Your Elevator Pitch Basics
Learn how to introduce yourself in a way that feels natural, shows you've done your homework, and hands the conversation back to them.
At some point in every coffee chat, the other person will say some version of: "So, tell me about yourself."
This is the moment most students dread. They freeze. They ramble. They recite their resume from freshman year forward. Or they deliver a rehearsed monologue that sounds like they're reading from a teleprompter.
Here's what your pitch actually needs to do: give the other person just enough context to understand why you're here, show that you've done your homework about them, and then get out of the way so the real conversation can start. That's it. 30-60 seconds, then hand it back.
Three Principles, Not a Template
Forget rigid formulas. Your pitch should follow three principles:
1. Show them why you're talking to THEM. This is the most important part. Your pitch should make it obvious that you didn't just randomly pick this person — you chose them for a reason. If you've done your research (and you should have), weave it in. Mention their company, their career path, their therapeutic area, something specific to them. This is what separates a conversation from a cold call.
2. Give just enough about yourself. Who you are, what you're studying or working on, and what interests you — in 2-3 sentences. Not your whole story. Not every project you've worked on. Just the highlights that are relevant to this particular conversation.
3. End with a question, not a statement. Your pitch should flow directly into a question for them. This signals that you're here to learn, not to perform. The faster you hand the conversation back, the better the impression you make.
"So I'm finishing my master's in molecular biology at Stanford — I've been working on CRISPR delivery in Dr. Li's lab. What really got me interested in talking with you specifically is that I saw you made the move from academia into translational research at Genentech, and that's exactly the kind of transition I'm trying to understand better. I keep reading about how different the pace and priorities are on the industry side, and I'm curious whether that matched your experience — what was the biggest surprise when you actually made that switch?" Notice what happened: she said who she is (2 sentences), connected it to something specific about the other person (1 sentence), and immediately asked a question that the person would be excited to answer. The whole thing takes about 35 seconds. And now the other person is talking — which is exactly where you want to be.
The best pitches don't feel like pitches. They feel like the natural start of a conversation. If you can't imagine saying it to someone while holding a coffee, it's too stiff. Rewrite it until it sounds like you actually talk.
Your Pitch Changes Every Time
You don't have one pitch. You have a core story about yourself that you adapt based on who you're talking to.
Talking to an R&D scientist? Lead with your scientific curiosity and the research questions that keep you up at night. Talking to someone in commercial? Emphasize the parts of your background that show strategic thinking or communication skills. Talking to an MSL? Talk about your love of translating complex science for different audiences.

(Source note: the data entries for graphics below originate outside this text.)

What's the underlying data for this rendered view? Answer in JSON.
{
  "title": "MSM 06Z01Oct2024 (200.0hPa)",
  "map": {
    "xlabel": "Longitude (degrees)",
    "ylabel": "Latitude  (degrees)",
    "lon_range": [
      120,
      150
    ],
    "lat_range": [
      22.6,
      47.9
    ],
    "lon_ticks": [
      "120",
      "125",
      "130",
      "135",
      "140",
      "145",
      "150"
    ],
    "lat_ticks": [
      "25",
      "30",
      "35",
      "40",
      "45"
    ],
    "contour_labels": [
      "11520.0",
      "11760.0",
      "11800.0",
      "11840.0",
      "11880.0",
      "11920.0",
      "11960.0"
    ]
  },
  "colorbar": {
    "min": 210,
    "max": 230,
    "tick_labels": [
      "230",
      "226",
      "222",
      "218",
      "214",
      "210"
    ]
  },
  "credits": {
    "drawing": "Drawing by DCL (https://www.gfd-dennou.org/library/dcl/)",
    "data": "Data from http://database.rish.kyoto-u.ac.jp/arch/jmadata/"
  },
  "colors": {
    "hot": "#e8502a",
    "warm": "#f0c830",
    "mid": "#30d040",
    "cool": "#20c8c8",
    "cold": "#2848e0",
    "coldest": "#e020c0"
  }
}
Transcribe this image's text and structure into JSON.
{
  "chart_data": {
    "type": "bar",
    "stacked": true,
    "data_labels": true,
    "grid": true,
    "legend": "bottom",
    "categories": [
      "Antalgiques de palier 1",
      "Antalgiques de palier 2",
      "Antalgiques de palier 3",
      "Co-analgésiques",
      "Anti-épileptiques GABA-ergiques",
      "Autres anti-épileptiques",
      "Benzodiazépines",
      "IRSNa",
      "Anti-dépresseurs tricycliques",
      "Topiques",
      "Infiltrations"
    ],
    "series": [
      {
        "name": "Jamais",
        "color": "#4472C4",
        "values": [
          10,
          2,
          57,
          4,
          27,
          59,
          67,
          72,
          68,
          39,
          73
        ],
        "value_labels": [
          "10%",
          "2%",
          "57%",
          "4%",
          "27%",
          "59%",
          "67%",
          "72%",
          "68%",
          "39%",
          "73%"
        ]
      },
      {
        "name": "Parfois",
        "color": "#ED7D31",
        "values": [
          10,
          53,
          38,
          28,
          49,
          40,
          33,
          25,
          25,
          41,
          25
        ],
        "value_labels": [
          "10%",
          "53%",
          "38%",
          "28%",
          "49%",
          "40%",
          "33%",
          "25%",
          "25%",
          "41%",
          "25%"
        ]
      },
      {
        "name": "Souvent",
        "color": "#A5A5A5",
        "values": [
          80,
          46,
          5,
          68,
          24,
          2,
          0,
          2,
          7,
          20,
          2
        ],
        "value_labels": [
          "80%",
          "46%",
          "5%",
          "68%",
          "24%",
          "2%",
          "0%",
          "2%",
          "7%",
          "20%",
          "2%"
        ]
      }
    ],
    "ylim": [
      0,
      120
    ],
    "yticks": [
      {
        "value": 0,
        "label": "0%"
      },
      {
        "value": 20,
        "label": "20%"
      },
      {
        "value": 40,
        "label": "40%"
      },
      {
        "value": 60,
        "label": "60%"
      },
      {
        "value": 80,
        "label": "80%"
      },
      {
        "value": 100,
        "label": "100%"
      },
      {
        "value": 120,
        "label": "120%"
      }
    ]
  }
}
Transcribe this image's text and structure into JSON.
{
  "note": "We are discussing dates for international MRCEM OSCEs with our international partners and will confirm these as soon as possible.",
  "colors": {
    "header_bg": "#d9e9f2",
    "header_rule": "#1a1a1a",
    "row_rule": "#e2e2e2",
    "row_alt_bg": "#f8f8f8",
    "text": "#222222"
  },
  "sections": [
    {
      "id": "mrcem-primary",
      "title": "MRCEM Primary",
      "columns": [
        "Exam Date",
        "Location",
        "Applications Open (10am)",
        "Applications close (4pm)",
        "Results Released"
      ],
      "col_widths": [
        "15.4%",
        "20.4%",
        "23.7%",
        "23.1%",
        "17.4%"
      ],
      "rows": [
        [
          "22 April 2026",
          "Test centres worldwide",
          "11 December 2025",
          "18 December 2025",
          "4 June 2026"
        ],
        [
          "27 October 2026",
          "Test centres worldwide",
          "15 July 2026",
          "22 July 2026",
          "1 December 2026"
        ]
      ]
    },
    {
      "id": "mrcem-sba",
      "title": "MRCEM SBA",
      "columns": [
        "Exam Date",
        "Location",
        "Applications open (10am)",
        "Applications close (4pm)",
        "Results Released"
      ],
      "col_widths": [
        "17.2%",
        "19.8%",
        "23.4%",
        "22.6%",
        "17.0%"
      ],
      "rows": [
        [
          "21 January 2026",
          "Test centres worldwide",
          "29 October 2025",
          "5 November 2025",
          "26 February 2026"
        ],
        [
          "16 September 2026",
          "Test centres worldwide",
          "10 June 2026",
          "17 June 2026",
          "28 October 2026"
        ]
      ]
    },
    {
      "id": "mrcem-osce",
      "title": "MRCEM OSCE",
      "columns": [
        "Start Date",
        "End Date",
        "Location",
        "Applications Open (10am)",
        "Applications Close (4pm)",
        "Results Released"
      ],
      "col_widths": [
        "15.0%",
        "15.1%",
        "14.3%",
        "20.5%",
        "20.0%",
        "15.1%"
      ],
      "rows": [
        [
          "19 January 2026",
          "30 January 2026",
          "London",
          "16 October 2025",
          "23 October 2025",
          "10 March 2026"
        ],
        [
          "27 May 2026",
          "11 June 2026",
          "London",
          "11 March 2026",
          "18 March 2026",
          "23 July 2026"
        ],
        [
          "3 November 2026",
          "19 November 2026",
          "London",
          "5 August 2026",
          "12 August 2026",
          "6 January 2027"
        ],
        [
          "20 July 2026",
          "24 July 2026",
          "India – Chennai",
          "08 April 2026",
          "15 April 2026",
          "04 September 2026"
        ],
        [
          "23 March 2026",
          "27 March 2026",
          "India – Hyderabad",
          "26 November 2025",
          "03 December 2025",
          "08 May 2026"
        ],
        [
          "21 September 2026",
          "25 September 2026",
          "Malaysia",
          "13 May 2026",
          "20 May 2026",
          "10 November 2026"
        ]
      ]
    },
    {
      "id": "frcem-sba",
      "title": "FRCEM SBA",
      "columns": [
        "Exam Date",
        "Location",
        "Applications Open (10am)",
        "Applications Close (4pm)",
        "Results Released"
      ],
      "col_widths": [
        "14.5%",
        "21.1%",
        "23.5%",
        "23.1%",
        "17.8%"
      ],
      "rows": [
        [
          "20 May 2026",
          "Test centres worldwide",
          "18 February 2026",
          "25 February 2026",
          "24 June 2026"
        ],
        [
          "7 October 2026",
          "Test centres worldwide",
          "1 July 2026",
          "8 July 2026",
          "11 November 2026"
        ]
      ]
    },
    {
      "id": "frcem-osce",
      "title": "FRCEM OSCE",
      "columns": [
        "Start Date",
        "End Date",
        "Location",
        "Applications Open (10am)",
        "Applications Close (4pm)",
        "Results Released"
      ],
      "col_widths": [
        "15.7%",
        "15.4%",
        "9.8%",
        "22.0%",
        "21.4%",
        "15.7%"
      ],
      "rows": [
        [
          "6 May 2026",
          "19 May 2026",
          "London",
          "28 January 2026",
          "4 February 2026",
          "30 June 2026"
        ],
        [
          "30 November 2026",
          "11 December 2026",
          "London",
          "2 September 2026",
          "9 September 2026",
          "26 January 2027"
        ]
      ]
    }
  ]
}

The raw material stays the same — your background, your interests, your goals. But which parts you emphasize, and how you connect them to the other person, changes every time. That's why the research matters. You can't tailor a pitch to someone you haven't Googled.
Making It Sound Natural
The biggest fear: sounding rehearsed. Here's the paradox — you need to practice enough that you're comfortable with the material, but not so much that you're reciting a script.
- Write down the key points you want to hit, not a word-for-word script - Practice saying it out loud a few times — but in different words each time - Record yourself on your phone and listen back. You'll immediately hear where you sound stiff. - Time it. If it's over 60 seconds, you're saying too much. Cut until it hurts. - The real test: can you deliver it while making eye contact and holding a coffee? If not, simplify.
The Pitch Builder Tool
After you complete this course, you'll have access to the Pitch Builder — a guided tool that helps you craft tailored pitch variants for different audiences. It takes your background, skills, and goals as inputs and helps you shape versions that resonate with specific role types.
This module teaches you the principles. The Pitch Builder helps you put them into practice. Don't try to perfect your pitch right now — just get the raw material down and understand the approach.
Pick one of the people you found during your research in Module 2 or Module 5. Now draft a pitch specifically for a conversation with them. Hit these three things: 1. A brief intro of who you are and what you're working on (2-3 sentences) 2. Why you're interested in talking to THEM specifically (1 sentence that proves you did your homework) 3. A question that flows naturally from your intro Say it out loud. Time it. If it's over 60 seconds, cut something. After this course, you'll use the Pitch Builder to refine and create more variants.